U.S. Airstrikes in Somalia Surge to Record 109 After New Operations in Puntland and Jubaland.

U.S. military activity in Somalia has reached unprecedented levels, with seven new airstrikes conducted in late November and early December pushing the annual total to at least 109 strikes—the highest ever recorded in the country’s history.

The latest operations targeted ISIS-linked militants entrenched in the remote mountains of Puntland and an al-Shabaab position in Jubaland, underscoring Washington’s intensifying counterterrorism focus across Somalia’s fractured north and south.

According to U.S. Africa Command (AFRICOM), the first series of strikes hit militant hideouts on Nov. 26, 27 and 28 in a rugged zone approximately 37 miles southeast of Bosaso.

Additional strikes followed on Dec. 1, 2 and 3 in the same mountainous region, an area long known for its complex cave networks that ISIS fighters have used to evade Somali and U.S.-backed security forces.

A separate Dec. 3 strike targeted an al-Shabaab site near Kobon in southern Jubaland. AFRICOM released no casualty figures and provided no information on aircraft platforms or weapons employed.

The escalation comes shortly after AFRICOM commander Gen. Dagvin Anderson visited Puntland, pressuring regional authorities to widen their campaign against ISIS elements operating outside Mogadishu’s political reach.

Unlike other Somali regions, Puntland maintains semi-autonomous structures and has been one of the main local partners for U.S. counterterror missions—cooperation strengthened precisely because it bypasses the federal government.

This year’s total far exceeds earlier peaks.
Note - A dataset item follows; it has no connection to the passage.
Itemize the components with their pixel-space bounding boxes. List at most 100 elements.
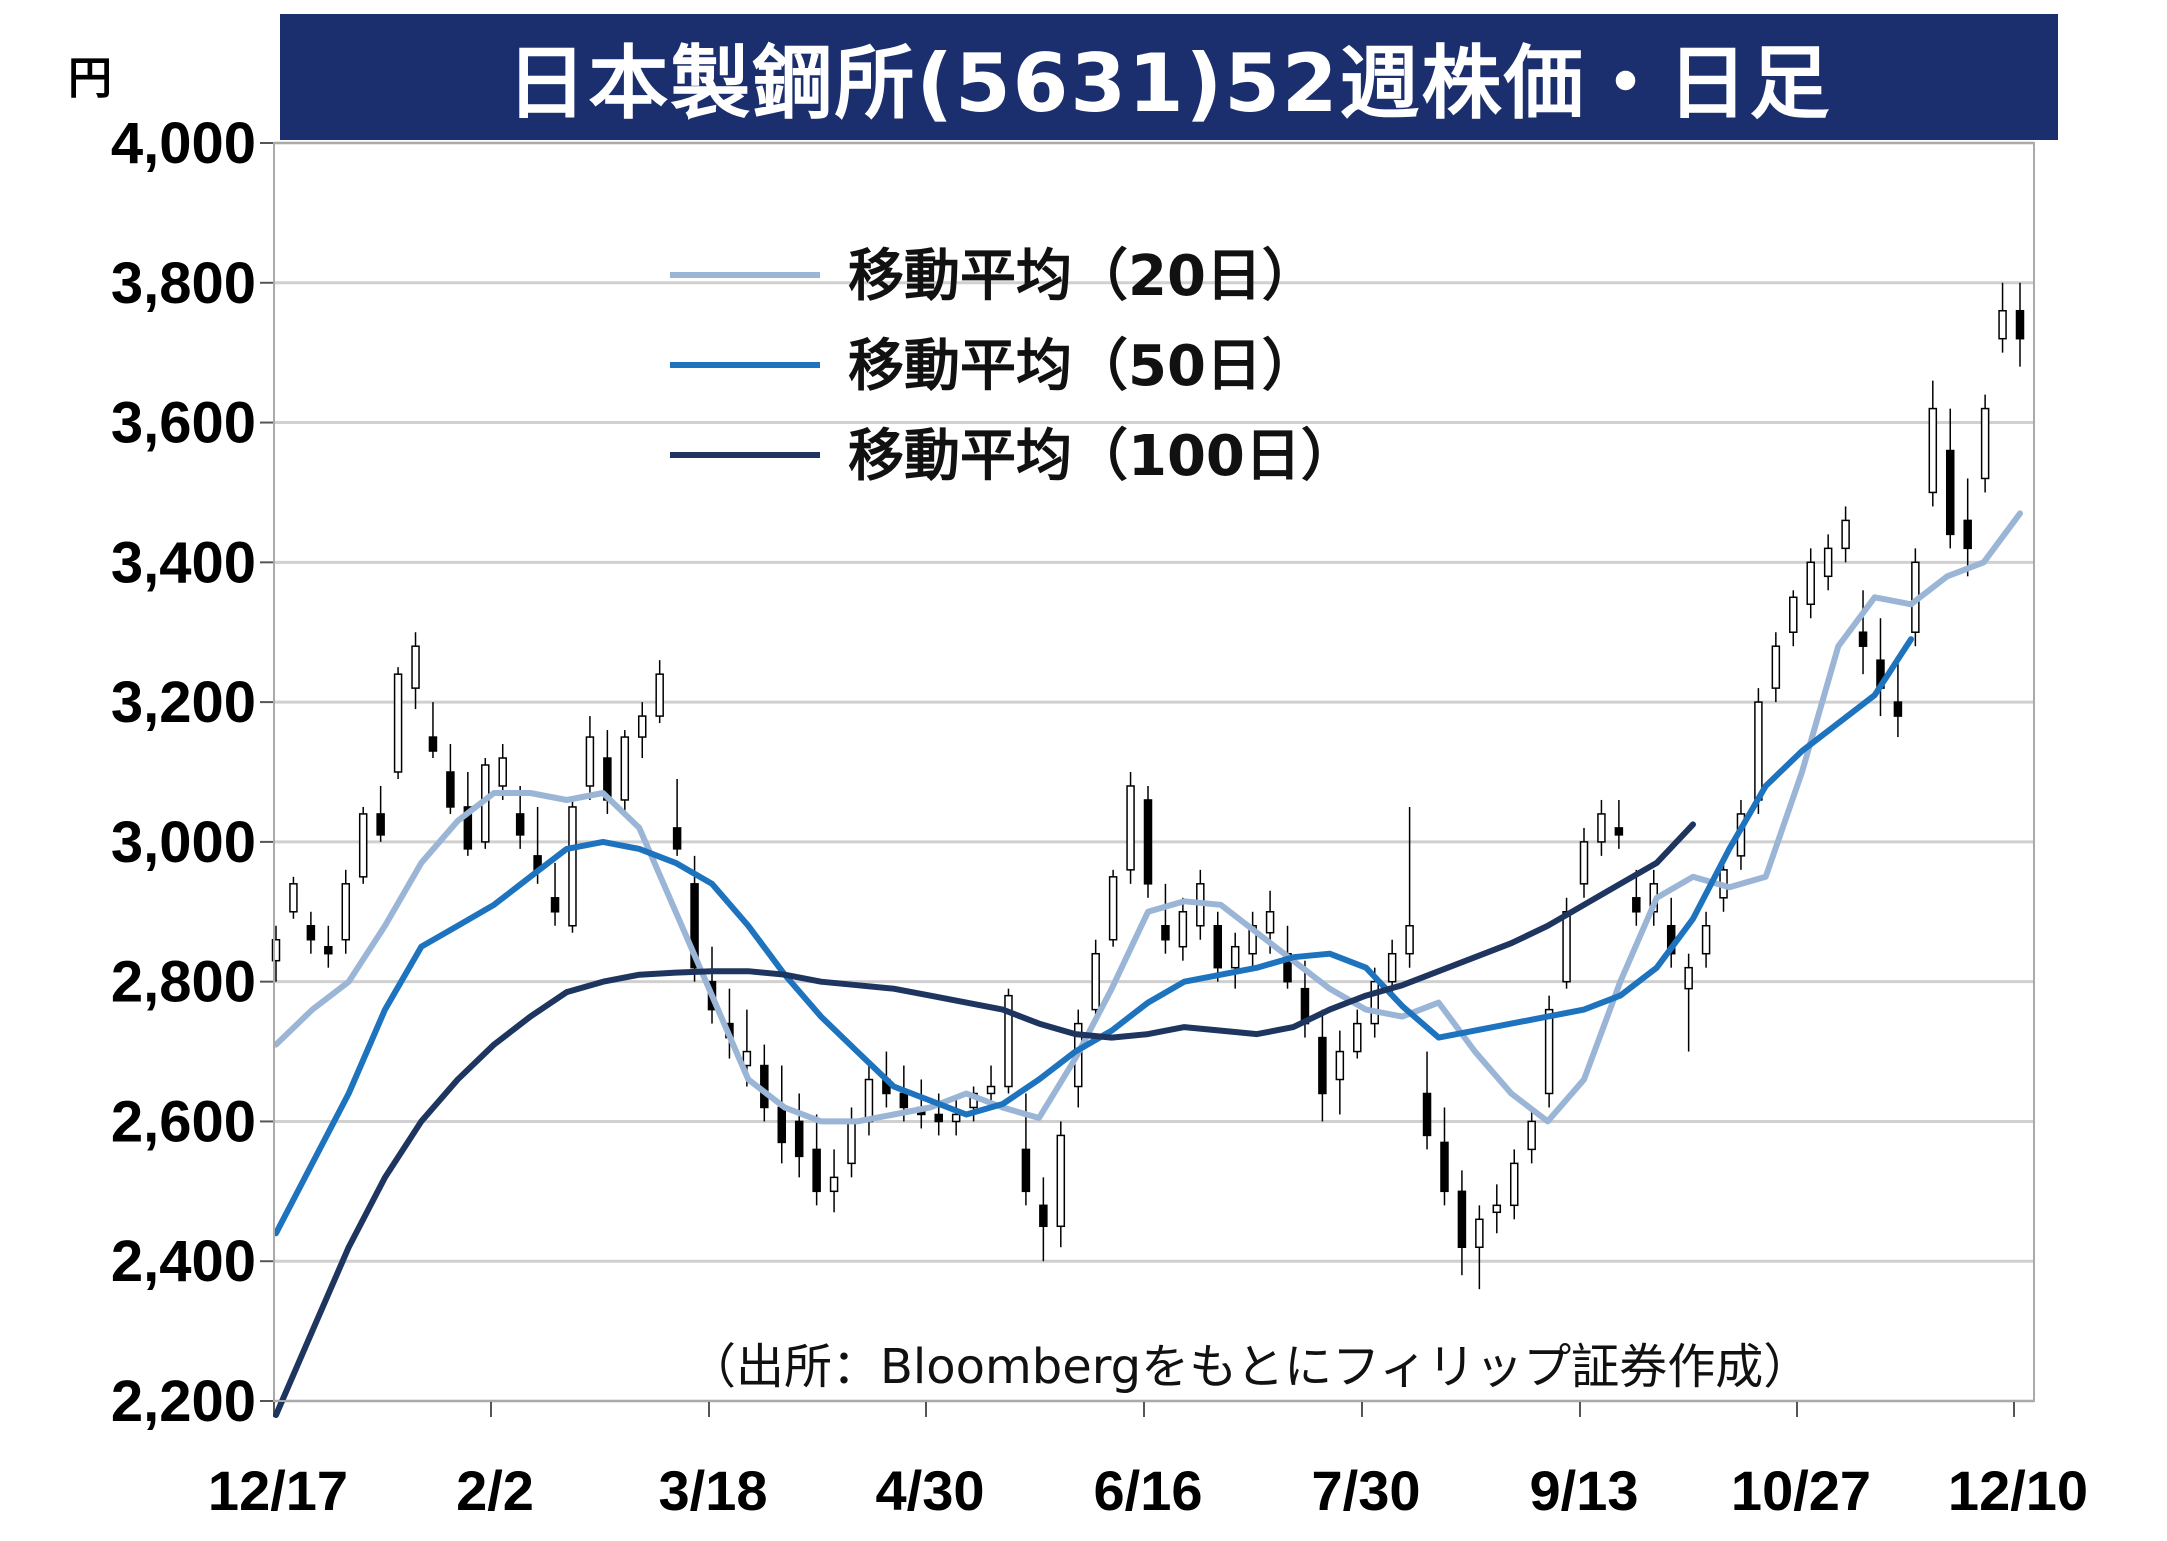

Under President Donald Trump, AFRICOM conducted 63 airstrikes in 2019 and 219 across his first four-year term. President Joe Biden approved 51 strikes over four years, according to the New America Foundation.

President Barack Obama authorized 48 over eight years. The 2024 tally therefore marks a dramatic acceleration, reflecting a renewed U.S. willingness to strike militant networks aggressively ahead of their anticipated expansion into coastal and urban zones.

Washington’s involvement in Somalia stretches back decades, but its modern counterterror strategy crystallized after the 2006 U.S.-backed Ethiopian intervention that toppled the Islamic Courts Union. Al-Shabaab emerged from that upheaval, launching its first major suicide attack the same year.

Somalia’s ISIS branch formed later, in 2015, after a faction of al-Shabaab broke away and pledged loyalty to the Islamic State—anchoring itself in Puntland’s mountains, where Somalia’s fragmented governance has enabled militant entrenchment.

The surge in U.S. strikes now signals a deeper strategic concern: both Islamic State and al-Shabaab elements are adapting, exploiting ungoverned spaces while Mogadishu remains engulfed in internal political turmoil.

For Washington, the Red Sea corridor’s volatility makes Somalia’s militant networks more than a local threat—they are a regional accelerant at a time when global trade routes face cascading instability.